The cast tries hard, but in this version of ``Merrily We Roll Along'' there are more potholes than a Manhattan street after a spring thaw.
David Garrison brings wit, charm, deft timing, and a delightful voice to his role as Charlie. His devastating rendition of the song ``Franklin Shepherd Inc.'' skewers Frank for his show-biz sellout. It's sung, or rather telecast, in a live TV-studio interview given jointly by Frank and Charlie to a smilingly panicked newswoman played by the quite funny Ruth Williamson.
Mary Gordon Murray is also fine as the brassy, egocentric actress Gussie Carnegie, who vamps her way into becoming Frank's second wife. But Victor Garber's Frank is too lightweight to be credible in the role - neither charming enough to be a convincing cad nor winning enough to be a nice guy who stubbed his toe on success. Becky Ann Baker has a gift for satire but is not convincing as Mary Flynn, hopelessly in love with Frank for 23 years and drowning her tears in booze.

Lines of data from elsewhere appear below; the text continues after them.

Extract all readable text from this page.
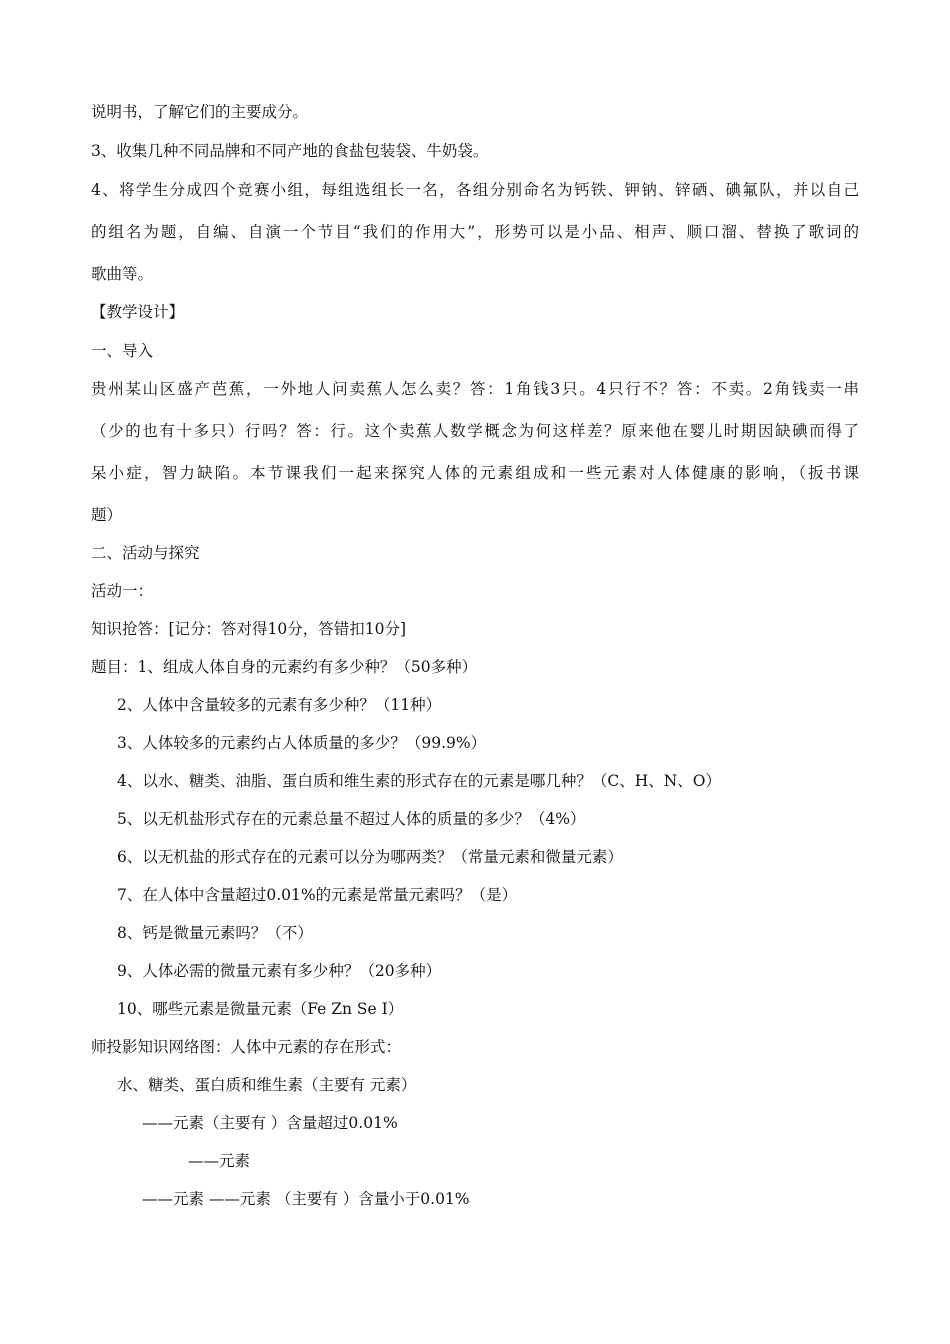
说明书，了解它们的主要成分。
3、收集几种不同品牌和不同产地的食盐包装袋、牛奶袋。
4、将学生分成四个竞赛小组，每组选组长一名，各组分别命名为钙铁、钾钠、锌硒、碘氟队，并以自己
的组名为题，自编、自演一个节目“我们的作用大”，形势可以是小品、相声、顺口溜、替换了歌词的
歌曲等。
【教学设计】
一、导入
贵州某山区盛产芭蕉，一外地人问卖蕉人怎么卖？答：1角钱3只。4只行不？答：不卖。2角钱卖一串
（少的也有十多只）行吗？答：行。这个卖蕉人数学概念为何这样差？原来他在婴儿时期因缺碘而得了
呆小症，智力缺陷。本节课我们一起来探究人体的元素组成和一些元素对人体健康的影响，（扳书课
题）
二、活动与探究
活动一：
知识抢答：[记分：答对得10分，答错扣10分]
题目：1、组成人体自身的元素约有多少种？（50多种）
2、人体中含量较多的元素有多少种？（11种）
3、人体较多的元素约占人体质量的多少？（99.9%）
4、以水、糖类、油脂、蛋白质和维生素的形式存在的元素是哪几种？（C、H、N、O）
5、以无机盐形式存在的元素总量不超过人体的质量的多少？（4%）
6、以无机盐的形式存在的元素可以分为哪两类？（常量元素和微量元素）
7、在人体中含量超过0.01%的元素是常量元素吗？（是）
8、钙是微量元素吗？（不）
9、人体必需的微量元素有多少种？（20多种）
10、哪些元素是微量元素（Fe Zn Se I）
师投影知识网络图：人体中元素的存在形式：
水、糖类、蛋白质和维生素（主要有 元素）
——元素（主要有 ）含量超过0.01%
——元素
——元素 ——元素 （主要有 ）含量小于0.01%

There is not much gaiety in ``Merrily We Roll Along,'' but lots of anger, hurt, and vitriol. For a musical that sings the joys of friendship, it's surprisingly full of vituperation. By the final act, it seems you'd be better off just listening to a cast recording of Sondheim's pleasing score, with its memorable numbers like ``Old Friends,'' ``Not a Day Goes By'' and the title song, instead of taking in the whole show.
Director Douglas Wager's musical version of Robert Penn Warren's ``All the King's Men'' and his revival of ``On the Town'' have both been hits at Arena. But Mr. Wager's spirited touch as director seems to be hostage this time to a musical whose theme runs counter to his style.
``Merrily'' was originally based on George Kaufman and Moss Hart's 1934 epic play about a playwright's rise to success, as seen through the eyes of his friends - a writer (reportedly based on Dorothy Parker), an artist, and the playwright's wife, an actress. It had a cast of 91, nine sets, 150 costumes, and was a hit. After producer-director Hal Prince's 1981 version flopped, ``Merrily'' was revised and revived at the La Jolla Playhouse in 1985 and again in 1988 at Seattle's A Contemporary Theater.
There has been some talk of trying to bring the Arena revival to Broadway. But no matter how fond of the show Sondheim and Furst may be, it is perhaps time to say: Rest in peace. Or in the Southern idiom: This dog won't hunt.